Talks on the latest Sears takeover bid from Chairman Eddie Lampert continued late into Monday evening as stakeholders tried to reach an agreement on whether Sears Holdings Corp. should live on.
Negotiators initially didn’t embrace Lampert’s revised rescue plan for the bankrupt retailer, but they were concentrating on his proposal rather than competing bids from liquidators, according to people with knowledge of the discussions. Sticking points still include whether he should be insulated from lawsuits over his previous turnaround deals, said the people, who weren’t authorized to speak publicly.
Participants were parsing terms of Lampert’s new offer, which came in $600 million higher than his last bid while asking for an array of additional assets, including 57 more properties, as well as accounts receivable and inventory. Lampert values his offer at more than $5 billion.
Representatives for Sears Holdings and at ESL Investments, the hedge fund run by Lampert that made the offer, declined to comment.
The session, which was closed to the public, was tied to a bankruptcy auction for Sears assets on Monday morning in the midtown Manhattan law offices of Weil Gotshal & Manges across the street from Central Park.

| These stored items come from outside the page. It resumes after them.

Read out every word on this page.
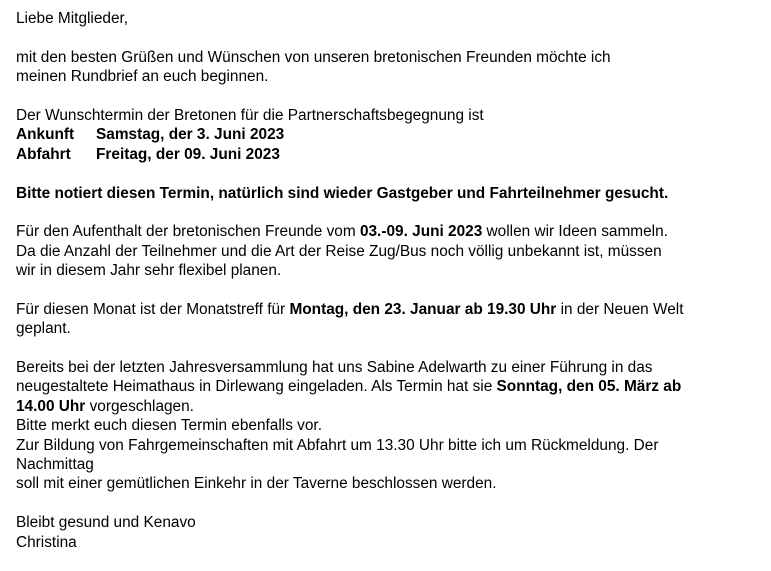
Liebe Mitglieder,
mit den besten Grüßen und Wünschen von unseren bretonischen Freunden möchte ich
meinen Rundbrief an euch beginnen.
Der Wunschtermin der Bretonen für die Partnerschaftsbegegnung ist
Ankunft Samstag, der 3. Juni 2023
Abfahrt Freitag, der 09. Juni 2023
Bitte notiert diesen Termin, natürlich sind wieder Gastgeber und Fahrteilnehmer gesucht.
Für den Aufenthalt der bretonischen Freunde vom 03.-09. Juni 2023 wollen wir Ideen sammeln.
Da die Anzahl der Teilnehmer und die Art der Reise Zug/Bus noch völlig unbekannt ist, müssen
wir in diesem Jahr sehr flexibel planen.
Für diesen Monat ist der Monatstreff für Montag, den 23. Januar ab 19.30 Uhr in der Neuen Welt
geplant.
Bereits bei der letzten Jahresversammlung hat uns Sabine Adelwarth zu einer Führung in das
neugestaltete Heimathaus in Dirlewang eingeladen. Als Termin hat sie Sonntag, den 05. März ab
14.00 Uhr vorgeschlagen.
Bitte merkt euch diesen Termin ebenfalls vor.
Zur Bildung von Fahrgemeinschaften mit Abfahrt um 13.30 Uhr bitte ich um Rückmeldung. Der
Nachmittag
soll mit einer gemütlichen Einkehr in der Taverne beschlossen werden.
Bleibt gesund und Kenavo
Christina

Officials made their way into the talks starting with the company’s chief restructuring officer, Mohsin Meghji, just after 9 a.m. Over the following hour he was followed by Lazard investment banker Brandon Aebersold, Cyrus Capital Partners attorney Eric Reimer and Sears attorney Paul Basta. Negotiators ordered in pizza and reserved nearby hotel rooms as they worked late into the evening, according to the people.
Lampert has repeatedly pointed to the number of jobs at stake in seeking support for his plan, making some lenders wary of being blamed for the collapse of the iconic chain if they refuse to provide funds.
The company’s revenue trends or business model, or whether Sears still has a place in American retail, haven’t been the sole issue. Instead, the people said, the discussions on Sears’s survival have turned in part on years-old objections to the company’s financial management.
The lowest-ranked creditors, a diverse group including suppliers, service companies and pensioners, say they could sue Lampert for millions of dollars over deals he made during his tenure as chief executive. They say his maneuvers unfairly benefited ESL and himself while draining assets. Lampert has said the deals were properly crafted and kept the chain alive.
He’s demanding the group stop seeking clawbacks and asked to be released from liability, but Lampert sweetened his latest proposal by setting aside about $35 million for unsecured creditors.
“The creditors will drop the claims against Lampert only if they think the money they are getting in return is greater than the liquidation value of the assets he’s buying plus the money they might receive from suing him later,” said Jared Ellias, a bankruptcy professor at the University of California’s Hastings College of Law.
Bloomberg writers Josh Saul and Katherine Doherty contributed to this report.